At 2023-10-10 16:12 +0000, Maxim Levitsky wrote:
> > +static inline void
> > +perf_callchain_guest32(struct perf_callchain_entry_ctx *entry)
> > +{
> > + struct stack_frame_ia32 frame;
> > + const struct stack_frame_ia32 *fp;
> > +
> > + fp = (void *)perf_guest_get_frame_pointer();
> > + while (fp && entry->nr < entry->max_stack) {
> > + if (!perf_guest_read_virt(&fp->next_frame, &frame.next_frame,
> This should be fp->next_frame.
> > + sizeof(frame.next_frame)))
> > + break;
> > + if (!perf_guest_read_virt(&fp->return_address, &frame.return_address,
> Same here.
> > + sizeof(frame.return_address)))
> > + break;
> > + perf_callchain_store(entry, frame.return_address);
> > + fp = (void *)frame.next_frame;
> > + }
> > +}
> > +

The address space where `fp` resides here is in the guest memory, not in
the directly accessible kernel address space. `&fp->next_frame` and
`&fp->return_address` are simply calculating address offsets in a more
readable manner, much like `fp + 0` and `fp + 4`.

The original implementation of `perf_callchain_user` and
`perf_callchain_user32` also use this approach [1].

>
> For symmetry, maybe it makes sense to have perf_callchain_guest32 and perf_callchain_guest64
> and then make perf_callchain_guest call each?

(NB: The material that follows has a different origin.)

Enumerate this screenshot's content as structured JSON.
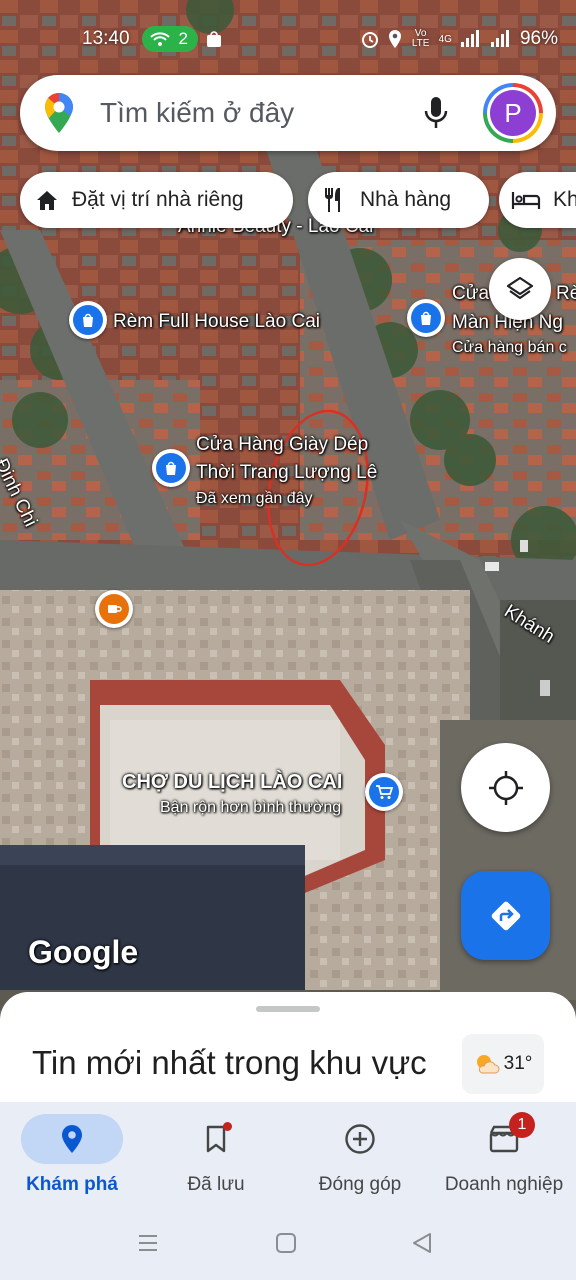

No strong opinion on this of course.
>

The `perf_callchain_guest` and `perf_callchain_guest32` here are simply
designed to mimic `perf_callchain_user` and `perf_callchain_user32` [2].
I'm also open to make the logic fully separate, if this doesn't seem
elegant enough.

[1] https://github.com/torvalds/linux/blob/master/arch/x86/events/core.c#L2890
[2] https://github.com/torvalds/linux/blob/master/arch/x86/events/core.c#L2820


Best regards,
Tianyi Liu